TRU and the City of Kamloops have entered into a memorandum of understanding (MOU) that will build on their current relationship and establish a “commitment to ongoing collaboration.”
While only a philosophical agreement between the two parties, the MOU serves to guide both the city and the university in their efforts to identify and pursue opportunities for collaboration.
“TRU grew with this community. We employ more than 2,100 people, have 15,000 students on campus and another 15,000 who study through Open Learning,” said TRU president Alan Shaver in the release. “Beyond that, we have thousands of alumni who call Kamloops home. It makes sense that we continue to collaborate with the city and region. This MOU says we are dedicated to increasing this collaboration.”
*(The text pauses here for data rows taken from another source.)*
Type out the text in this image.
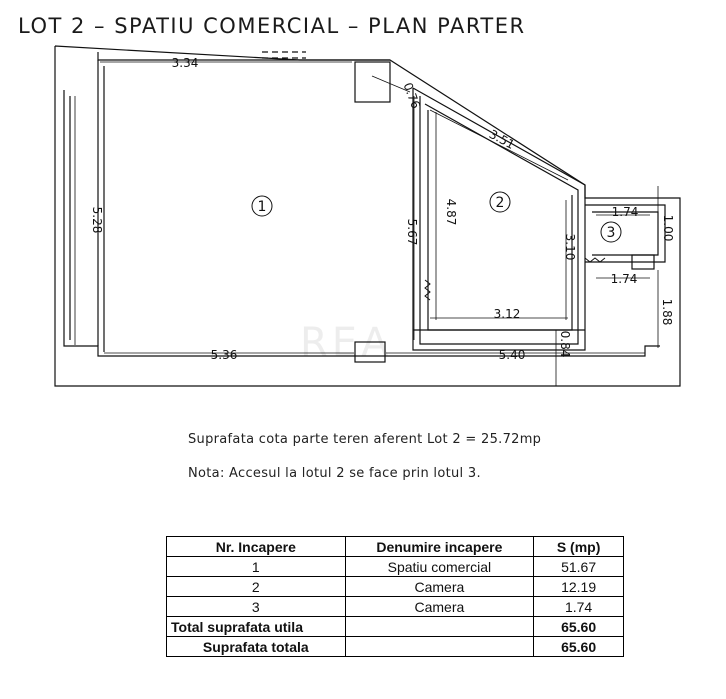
LOT 2 – SPATIU COMERCIAL – PLAN PARTER
1	2
3
3.34
0.76
3.51
5.28	5.67
4.87
3.12
3.10
1.74
1.74
1.00
1.88
5.36	5.40	0.84
REA
Suprafata cota parte teren aferent Lot 2 = 25.72mp
Nota: Accesul la lotul 2 se face prin lotul 3.
Nr. Incapere	Denumire incapere	S (mp)
1	Spatiu comercial	51.67
2	Camera	12.19
3	Camera	1.74
Total suprafata utila		65.60
Suprafata totala		65.60
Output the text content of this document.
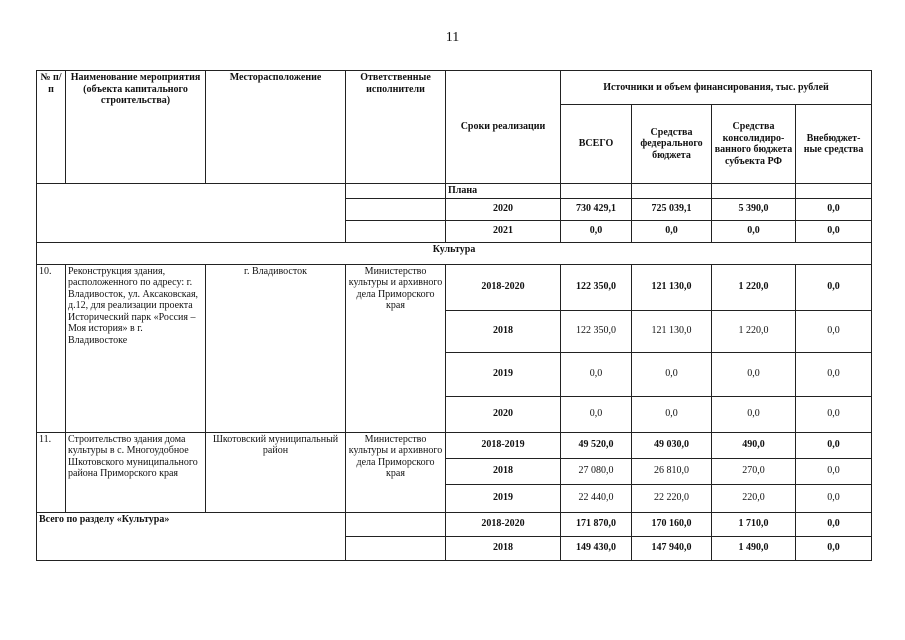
11
№ п/п	Наименование мероприятия (объекта капитального строительства)	Месторасположение	Ответственные исполнители	Сроки реализации	Источники и объем финансирования, тыс. рублей			
					ВСЕГО	Средства федерального бюджета	Средства консолидиро-ванного бюджета субъекта РФ	Внебюджет-ные средства
				Плана				
				2020	730 429,1	725 039,1	5 390,0	0,0
				2021	0,0	0,0	0,0	0,0
Культура								
10.	Реконструкция здания, расположенного по адресу: г. Владивосток, ул. Аксаковская, д.12, для реализации проекта Исторический парк «Россия – Моя история» в г. Владивостоке	г. Владивосток	Министерство культуры и архивного дела Приморского края	2018-2020	122 350,0	121 130,0	1 220,0	0,0
				2018	122 350,0	121 130,0	1 220,0	0,0
				2019	0,0	0,0	0,0	0,0
				2020	0,0	0,0	0,0	0,0
11.	Строительство здания дома культуры в с. Многоудобное Шкотовского муниципального района Приморского края	Шкотовский муниципальный район	Министерство культуры и архивного дела Приморского края	2018-2019	49 520,0	49 030,0	490,0	0,0
				2018	27 080,0	26 810,0	270,0	0,0
				2019	22 440,0	22 220,0	220,0	0,0
Всего по разделу «Культура»				2018-2020	171 870,0	170 160,0	1 710,0	0,0
				2018	149 430,0	147 940,0	1 490,0	0,0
The official signing took place on Thursday, August 23 at the Tournament Capital Centre (TCC). The TCC is perhaps the community’s most visible representation of the relationship between TRU and the City of Kamloops, home to many of TRU’s athletics programs and city offices as well.
Shaver specifically noted how the TCC has served as an example of how the municipality and the university can work together to strengthen the region around them. Yet the university can also help the city in other ways too, such as research activities.
“When the City built a state-of-the-art water-treatment facility in 2005, TRU was included as a partner for research and training,” the release reads.
However, commitment to the agreement by both parties is essential to its success, said Kamloops mayor Ken Christian. The MOU simply formalizes that committee structures, such as the Joint Steering Committee, review initiatives that advance the shared goals of the City, TRU and the broader Kamloops community.
“The City and TRU have a long history of working together for the benefit of our community,” said Mayor Ken Christian in the release. “This MOU formalizes the relationship and signals our intent to continue to pursue opportunities that support our respective goals and areas of common interest.”
Some of those possible areas of collaboration include educational programming in support of the public, community-focused research, land-use planning for the campus and planning leading to environmental, social, cultural and economic sustainable development.
The newly signed MOU remains in place indefinitely with a review to occur every five years.